Building wider AI products
By building a wide product instead of one focused on a single feature, startups can achieve this mythical moat since it simplifies product adoption, creates further barriers to entry, and safeguards against new open-source models that could be released and tear down a business overnight.
Let’s look at the AI transcription market (ASR) as an example: Several providers were in this market with similar price levels and relatively nuanced product differentiations. Suddenly, this seemingly sleepy market was rattled when OpenAI released Whisper, an open-source ASR, which showed immediate potential to disrupt the market but with some substantial gaps. The “incumbents” in the market, who faced the above dilemma, decided to each launch a new proprietary model and focused some of their messages on the problems of Whisper.
At the same time, others found ways to close these gaps and market a superior product with limited R&D efforts that are receiving incredible enterprise customer feedback and an entry point with happy customers.

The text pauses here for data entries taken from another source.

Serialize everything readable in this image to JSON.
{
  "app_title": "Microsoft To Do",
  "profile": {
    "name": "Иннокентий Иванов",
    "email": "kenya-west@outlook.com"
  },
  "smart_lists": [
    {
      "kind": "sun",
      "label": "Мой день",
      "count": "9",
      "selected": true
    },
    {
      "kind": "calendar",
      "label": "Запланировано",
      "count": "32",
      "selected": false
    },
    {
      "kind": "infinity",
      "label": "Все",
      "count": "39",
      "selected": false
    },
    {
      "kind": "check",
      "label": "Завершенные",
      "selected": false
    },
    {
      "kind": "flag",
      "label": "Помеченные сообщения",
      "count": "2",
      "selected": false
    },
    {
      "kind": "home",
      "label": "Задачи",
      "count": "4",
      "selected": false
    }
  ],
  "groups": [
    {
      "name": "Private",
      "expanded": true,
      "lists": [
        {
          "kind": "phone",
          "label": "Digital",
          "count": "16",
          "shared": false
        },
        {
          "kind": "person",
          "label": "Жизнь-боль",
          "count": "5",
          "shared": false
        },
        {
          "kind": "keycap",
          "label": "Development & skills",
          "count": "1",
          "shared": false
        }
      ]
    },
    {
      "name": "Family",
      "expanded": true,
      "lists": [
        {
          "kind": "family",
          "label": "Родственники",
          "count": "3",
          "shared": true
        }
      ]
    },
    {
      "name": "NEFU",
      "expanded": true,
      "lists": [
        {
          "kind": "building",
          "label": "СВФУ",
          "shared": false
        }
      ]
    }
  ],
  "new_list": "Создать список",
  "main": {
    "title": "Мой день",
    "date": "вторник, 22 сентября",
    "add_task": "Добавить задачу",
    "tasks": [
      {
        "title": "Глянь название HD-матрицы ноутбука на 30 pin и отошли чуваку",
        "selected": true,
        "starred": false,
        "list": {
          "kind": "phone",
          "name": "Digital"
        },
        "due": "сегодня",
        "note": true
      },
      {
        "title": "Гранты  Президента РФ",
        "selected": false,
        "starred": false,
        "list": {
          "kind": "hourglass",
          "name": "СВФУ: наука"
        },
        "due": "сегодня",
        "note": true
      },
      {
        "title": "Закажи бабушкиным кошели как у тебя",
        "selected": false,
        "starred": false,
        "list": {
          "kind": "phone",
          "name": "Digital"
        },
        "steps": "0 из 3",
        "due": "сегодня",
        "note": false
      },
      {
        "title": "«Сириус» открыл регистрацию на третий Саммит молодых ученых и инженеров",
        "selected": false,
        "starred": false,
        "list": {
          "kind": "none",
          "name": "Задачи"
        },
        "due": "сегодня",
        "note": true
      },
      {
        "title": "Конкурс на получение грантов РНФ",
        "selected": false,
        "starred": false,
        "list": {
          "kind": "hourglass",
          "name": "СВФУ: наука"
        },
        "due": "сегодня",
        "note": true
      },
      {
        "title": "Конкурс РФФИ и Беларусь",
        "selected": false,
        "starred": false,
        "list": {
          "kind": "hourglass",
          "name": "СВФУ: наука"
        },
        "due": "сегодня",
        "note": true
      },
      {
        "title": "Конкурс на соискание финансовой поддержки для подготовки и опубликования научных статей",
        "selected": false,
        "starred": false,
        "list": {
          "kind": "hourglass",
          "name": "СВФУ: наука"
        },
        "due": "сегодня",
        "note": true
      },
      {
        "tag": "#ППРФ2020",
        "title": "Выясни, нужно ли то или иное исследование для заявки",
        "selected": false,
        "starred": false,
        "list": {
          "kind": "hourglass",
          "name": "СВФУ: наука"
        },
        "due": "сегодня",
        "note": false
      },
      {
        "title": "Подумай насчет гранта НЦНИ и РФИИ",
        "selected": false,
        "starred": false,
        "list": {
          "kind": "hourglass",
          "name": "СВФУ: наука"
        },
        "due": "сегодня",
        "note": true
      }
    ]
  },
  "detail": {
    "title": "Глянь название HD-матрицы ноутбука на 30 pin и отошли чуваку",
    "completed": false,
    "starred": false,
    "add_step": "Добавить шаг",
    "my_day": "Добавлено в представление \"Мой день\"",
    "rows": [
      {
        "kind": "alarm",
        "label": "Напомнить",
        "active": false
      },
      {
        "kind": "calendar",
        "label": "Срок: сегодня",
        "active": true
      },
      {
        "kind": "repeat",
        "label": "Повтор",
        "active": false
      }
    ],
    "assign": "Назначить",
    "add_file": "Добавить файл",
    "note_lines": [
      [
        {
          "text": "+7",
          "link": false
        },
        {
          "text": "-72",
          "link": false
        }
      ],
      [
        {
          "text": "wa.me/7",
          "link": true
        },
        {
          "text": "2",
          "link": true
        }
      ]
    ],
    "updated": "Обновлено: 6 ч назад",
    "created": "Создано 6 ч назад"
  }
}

Returning to the original question, can one build a moat in the AI space? I believe that with the right product vision, agility, and execution, businesses can build rich offerings and, in time, compete head-to-head with market leaders. Many of the core principles needed to identify great startups are already inherent in the minds of VCs who understand what it takes to recognize opportunities and grow them accordingly. It’s critical to recognize that today’s castles look different than they did years ago. What you protect is no longer the crown jewels, but the whole kingdom.